Flexera One - IT Asset Management - NA - Inventory file upload delay

Incident Report for Flexera System Status Dashboard

Postmortem

Description: Flexera One - IT Asset Management – NDI Inventory Data delayed

Timeframe:
March 13th, 2024, 7:08 PM to March 27th, 7:13 AM PDT
April 17th, 2024, 12:12 AM to April 21st, 2024, 4:12 PM PDT

Incident Summary

On Wednesday, April 17th, at 12:12 AM PDT, we experienced a recurrence of an issue with delays in processing NDI inventory files uploaded to the IT Asset Management platform in the NA region. This could potentially have impacted multiple organizations, resulting in delayed updates to their inventory records.

After identifying the issue, our technical teams implemented several measures to restore normal operations. This included deploying additional inventory nodes to increase throughput, which were operational by 11:25 AM PDT. Despite these efforts, monitoring over the subsequent hours did not show significant improvements. The technical team continued to observe inventory drops within the 24-hour timeframe.

During the investigation, we observed an unusual increase in wait times on one of the databases associated with a process related to relocating computers to new organizational units, with the majority of occurrences traced back to a single tenant. This could have been further escalated by other tenants sharing the same database.

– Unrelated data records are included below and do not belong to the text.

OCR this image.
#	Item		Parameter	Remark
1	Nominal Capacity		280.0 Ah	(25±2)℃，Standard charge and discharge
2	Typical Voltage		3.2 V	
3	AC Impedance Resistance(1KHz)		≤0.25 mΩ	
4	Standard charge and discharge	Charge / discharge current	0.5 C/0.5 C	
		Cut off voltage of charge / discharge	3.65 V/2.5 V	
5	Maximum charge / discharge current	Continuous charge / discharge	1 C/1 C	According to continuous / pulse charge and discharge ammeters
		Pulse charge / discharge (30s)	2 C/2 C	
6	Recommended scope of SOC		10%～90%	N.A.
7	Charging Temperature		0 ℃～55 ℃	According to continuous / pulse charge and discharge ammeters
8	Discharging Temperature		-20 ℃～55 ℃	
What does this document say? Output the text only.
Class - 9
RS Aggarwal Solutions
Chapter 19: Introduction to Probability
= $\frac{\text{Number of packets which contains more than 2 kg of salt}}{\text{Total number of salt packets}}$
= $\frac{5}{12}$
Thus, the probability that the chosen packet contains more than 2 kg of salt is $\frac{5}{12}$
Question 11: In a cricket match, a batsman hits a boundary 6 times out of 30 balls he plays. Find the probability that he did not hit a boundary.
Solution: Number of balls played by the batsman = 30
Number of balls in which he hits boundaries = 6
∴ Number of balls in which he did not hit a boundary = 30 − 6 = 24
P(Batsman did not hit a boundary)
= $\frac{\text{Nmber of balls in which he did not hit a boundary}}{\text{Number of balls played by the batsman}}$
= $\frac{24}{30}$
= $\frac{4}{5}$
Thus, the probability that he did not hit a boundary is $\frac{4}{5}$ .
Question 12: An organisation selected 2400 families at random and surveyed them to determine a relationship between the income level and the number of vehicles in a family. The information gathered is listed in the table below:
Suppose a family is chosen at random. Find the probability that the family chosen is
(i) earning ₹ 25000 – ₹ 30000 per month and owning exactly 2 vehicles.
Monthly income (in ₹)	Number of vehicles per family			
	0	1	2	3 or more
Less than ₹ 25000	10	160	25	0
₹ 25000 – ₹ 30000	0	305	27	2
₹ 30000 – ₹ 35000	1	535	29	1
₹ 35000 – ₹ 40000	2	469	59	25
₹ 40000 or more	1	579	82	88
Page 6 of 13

To address this issue, at 1:09 PM PDT, we implemented traffic segregation to isolate inventory nodes, aiming to accelerate processing. This resulted in an immediate improvement, with a significant increase in data processing. However, later in the day, we observed a decline in throughput, indicating that traffic from a single source might not have been the sole bottleneck. Consequently, we reverted the change. Nevertheless, we remained proactive and scaled up inventory resources to expedite processing, while continuing to explore additional solutions.

Throughout the remainder of the day, our monitoring indicated a slight improvement, with a corresponding decrease in backlog. On Thursday, April 18th, at 7:28 AM PDT, processing rates increased once more, yet did not reach satisfactory levels. Following investigations and discussions, the technical teams decided to further augment inventory resources. However, given the existing backlog, it was anticipated that processing would extend into the weekend to fully catch up.

Throughout the rest of the incident, teams continued to implement additional improvements. This involved disabling non-urgent tasks to prevent bottlenecks and making further adjustments to inventory resources. Additionally, they conducted additional manual interventions, like further segregating traffic from tenants in the following days, to promptly clear the backlog queues.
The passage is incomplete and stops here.